Gráfico 3 – Evolução trimestral da taxa composta de subutilização da força de trabalho Brasil 4º trimestre de 2019 a 1º trimestre de 2021
Fonte: IBGE. PnadC. Elaboração: Dieese.
Por posição na ocupação, os assalariados com carteira receberam, em média, R$ 2.348 no primeiro trimestre de 2021, valor maior ao rendimento médio real do último trimestre de 2019, de R$ 2.197. Já os sem carteira ganharam, em média, R$ 1.598 nos três primeiros meses de 2021. A massa de rendimentos, em 2021, equivaleu a 92% da registrada no último trimestre de 2019, o que indica que a economia e o mercado de trabalho ainda estão sentindo os efeitos da crise sanitária e da falta de rumo da economia brasileira.
As negociações salariais, muitas interrompidas em 2020, voltaram a ser realizadas, mas a análise dos reajustes, por meio dos acordos inseridos no Mediador, do Ministério da Economia, mostrou que, do início de 2021 até a primeira semana de julho, mais da metade dos reajustes (52%) resultou em perdas salariais nas datas-bases, sempre na comparação com o Índice Nacional de Preços ao Consumidor (INPC-IBGE), ou seja, o valor negociado ficou abaixo do índice de inflação.
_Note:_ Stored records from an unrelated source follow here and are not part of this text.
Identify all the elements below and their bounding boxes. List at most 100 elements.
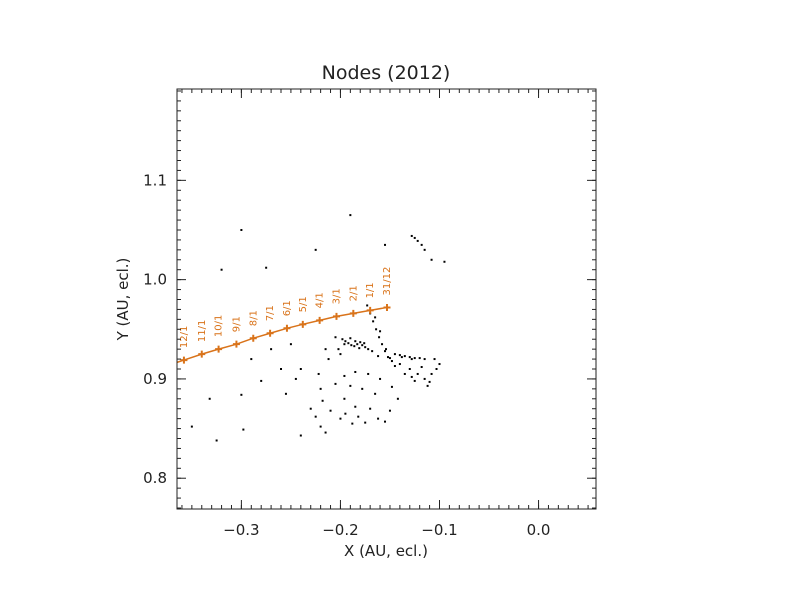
node-point [420,243,423,246]
node-point [390,360,393,363]
earth-orbit-series [176,303,391,364]
y-axis-label: Y (AU, ecl.) [114,258,132,342]
node-point [435,368,438,370]
node-point [423,377,426,380]
node-point [334,336,337,339]
node-point [371,350,374,353]
node-point [349,337,352,340]
node-point [289,343,292,346]
node-point [344,412,347,415]
y-axis-ticks [177,90,596,509]
node-point [364,346,367,349]
orbit-marker [215,345,223,353]
node-point [443,260,446,263]
orbit-marker [180,356,188,364]
node-point [351,422,354,425]
node-point [284,392,287,395]
chart-title: Nodes (2012) [322,62,451,84]
node-point [410,375,413,378]
node-point [314,248,317,251]
node-point [367,372,370,375]
orbit-marker [332,312,340,320]
node-point [428,380,431,383]
node-points [190,214,446,442]
node-point [398,363,401,366]
node-point [379,377,382,380]
date-label: 5/1 [298,296,309,312]
node-point [220,268,223,271]
node-point [369,407,372,410]
node-point [438,363,441,366]
node-point [381,343,384,346]
node-point [390,385,393,388]
node-point [349,384,352,387]
node-point [408,368,411,370]
node-point [353,345,356,348]
node-point [377,355,380,358]
node-point [317,372,320,375]
node-point [433,358,436,361]
node-point [356,343,359,346]
node-point [309,407,312,410]
node-point [334,382,337,385]
node-point [410,234,413,237]
date-label: 6/1 [282,300,293,316]
node-point [299,368,302,370]
date-label: 1/1 [365,282,376,298]
node-point [377,417,380,420]
node-point [329,409,332,412]
node-point [354,405,357,408]
node-point [358,347,361,350]
node-point [343,374,346,377]
node-point [393,365,396,368]
node-point [208,397,211,400]
x-axis-label: X (AU, ecl.) [344,542,428,560]
node-point [363,342,366,345]
date-label: 4/1 [315,292,326,308]
node-point [413,236,416,239]
node-point [408,356,411,359]
node-point [410,358,413,361]
node-point [359,341,362,344]
node-point [384,420,387,423]
node-point [354,340,357,343]
node-point [280,368,283,370]
node-point [327,358,330,361]
y-tick-label: 0.9 [143,370,167,388]
x-tick-label: 0.0 [527,521,551,539]
node-point [324,348,327,351]
node-point [374,392,377,395]
node-point [260,379,263,382]
node-point [385,348,388,351]
y-tick-label: 1.0 [143,271,167,289]
node-point [403,355,406,358]
node-point [350,344,353,347]
node-point [361,387,364,390]
node-point [344,340,347,343]
node-point [343,397,346,400]
node-point [319,387,322,390]
node-point [341,338,344,341]
node-point [366,304,369,307]
x-tick-label: −0.3 [223,521,259,539]
date-label: 8/1 [248,310,259,326]
node-point [388,409,391,412]
x-tick-label: −0.1 [421,521,457,539]
node-point [416,239,419,242]
date-labels: 12/1 11/1 10/1 9/1 8/1 7/1 6/1 5/1 4/1 3/1 2/1 1/1 3… [179,267,393,348]
node-point [416,372,419,375]
node-point [378,336,381,339]
node-point [240,228,243,231]
node-point [347,342,350,345]
node-point [372,320,375,323]
node-point [420,366,423,369]
node-point [367,348,370,351]
node-point [215,439,218,442]
orbit-marker [383,303,391,311]
node-point [400,356,403,359]
date-label: 10/1 [214,315,225,337]
node-point [418,357,421,360]
node-point [423,358,426,361]
orbit-marker [366,306,374,314]
date-label: 31/12 [382,267,393,296]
Praticamente um terço dos reajustes (31,2%) foi igual ao INPC, e apenas 16,5% teve ganhos reais.
Se realmente há a melhora esperada, o trabalhador brasileiro ainda não percebeu, uma vez que enfrenta velhos e novos problemas para sobreviver à crise econômica: além da dificuldade da vacina, se depara com o desemprego elevado, com a crescente informalidade e a subutilização da mão de obra e com salários perdendo cada vez mais o poder aquisitivo.
E ainda lida, em plena pandemia, com a ameaça constante de uma nova reforma trabalhista, como a da MP 1.045, de 27 de abril de 2021, aprovada na Câmara, mas rejeitada no Senado. A todo custo, o tempo inteiro, o governo quer arrancar dos trabalhadores direitos duramente conquistados, transformando o trabalho informal na nova realidade legal do país.
Em momentos de crise como a vivida pelo país, direitos trabalhistas e sociais podem servir de apoio a toda a sociedade, minimizando impactos econômicos e ajudando na recuperação. Infelizmente, o governo atual faz outra aposta e investe no caos.